What was your most difficult professional moment?
In 2008 when Denmark saw a massive outbreak of Salmonella Typhimurium of a specific type (U292). The exact source of this outbreak was never found, and this is a big frustration for me and for many of my co-workers.
What do you think are the most important achievements in infectious disease epidemiology so far?
Vaccines. And the systematic use of analytical epidemiology to understand infectious diseases and to control outbreaks – the John Snow approach.
How did you start collaborating in the EpiNorth project?
It came by itself when I became state epidemiologist and thus part of the family.
What do you find the most interesting aspect of the EpiNorth project?
Bringing people together. I wish I had more time to take part in the networking activities.
What do you consider the most important achievement of the EpiNorth project?
Linking professionals from the Scandinavian countries with colleagues from countries and areas around the Baltic sea.
What is your favourite book and why?
There is not a single book, and I really do enjoy reading.
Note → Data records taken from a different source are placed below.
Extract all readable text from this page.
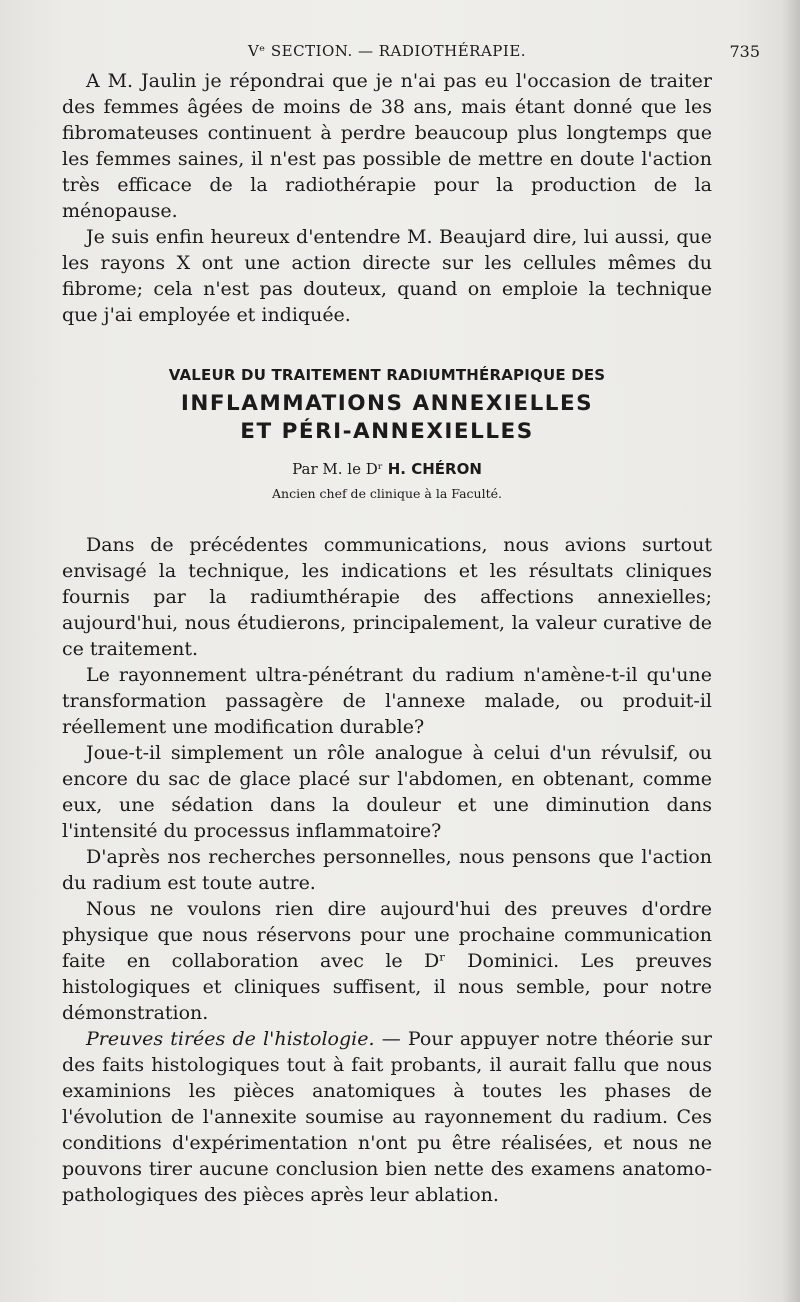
Vᵉ SECTION. — RADIOTHÉRAPIE.	735

A M. Jaulin je répondrai que je n'ai pas eu l'occasion de traiter des femmes âgées de moins de 38 ans, mais étant donné que les fibromateuses continuent à perdre beaucoup plus longtemps que les femmes saines, il n'est pas possible de mettre en doute l'action très efficace de la radiothérapie pour la production de la ménopause.

Je suis enfin heureux d'entendre M. Beaujard dire, lui aussi, que les rayons X ont une action directe sur les cellules mêmes du fibrome; cela n'est pas douteux, quand on emploie la technique que j'ai employée et indiquée.

VALEUR DU TRAITEMENT RADIUMTHÉRAPIQUE DES
INFLAMMATIONS ANNEXIELLES
ET PÉRI-ANNEXIELLES
Par M. le Dʳ H. CHÉRON
Ancien chef de clinique à la Faculté.

Dans de précédentes communications, nous avions surtout envisagé la technique, les indications et les résultats cliniques fournis par la radiumthérapie des affections annexielles; aujourd'hui, nous étudierons, principalement, la valeur curative de ce traitement.

Le rayonnement ultra-pénétrant du radium n'amène-t-il qu'une transformation passagère de l'annexe malade, ou produit-il réellement une modification durable?

Joue-t-il simplement un rôle analogue à celui d'un révulsif, ou encore du sac de glace placé sur l'abdomen, en obtenant, comme eux, une sédation dans la douleur et une diminution dans l'intensité du processus inflammatoire?

D'après nos recherches personnelles, nous pensons que l'action du radium est toute autre.

Nous ne voulons rien dire aujourd'hui des preuves d'ordre physique que nous réservons pour une prochaine communication faite en collaboration avec le Dʳ Dominici. Les preuves histologiques et cliniques suffisent, il nous semble, pour notre démonstration.

Preuves tirées de l'histologie. — Pour appuyer notre théorie sur des faits histologiques tout à fait probants, il aurait fallu que nous examinions les pièces anatomiques à toutes les phases de l'évolution de l'annexite soumise au rayonnement du radium. Ces conditions d'expérimentation n'ont pu être réalisées, et nous ne pouvons tirer aucune conclusion bien nette des examens anatomo-pathologiques des pièces après leur ablation.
Cutting for Stone by Abraham Verghese is one of the more recent favourites. It describes two twins growing up in Ethiopia at a mission hospital. It has all dimensions of a great novel – drama, love, passion, action, politics, entertainment. Verghese is a medical doctor and this gives the book a certain twist. You’ll see if you read it….
Aside from your professional career, what is your greatest ambition in life?
To be a good husband and father: decent, honest, fair and compassionate. And to have fun as well, we cannot do without!
What would be your wishes for the younger colleagues in the field of epidemiology?
I think it is important to find a balance between high ambitions and the desire to take new initiatives on the one hand, and to finish work on the other hand. I have seen many young colleagues who have been good in starting projects but have had problems in finishing. I think it is also important to find a good balance between professional life and private life.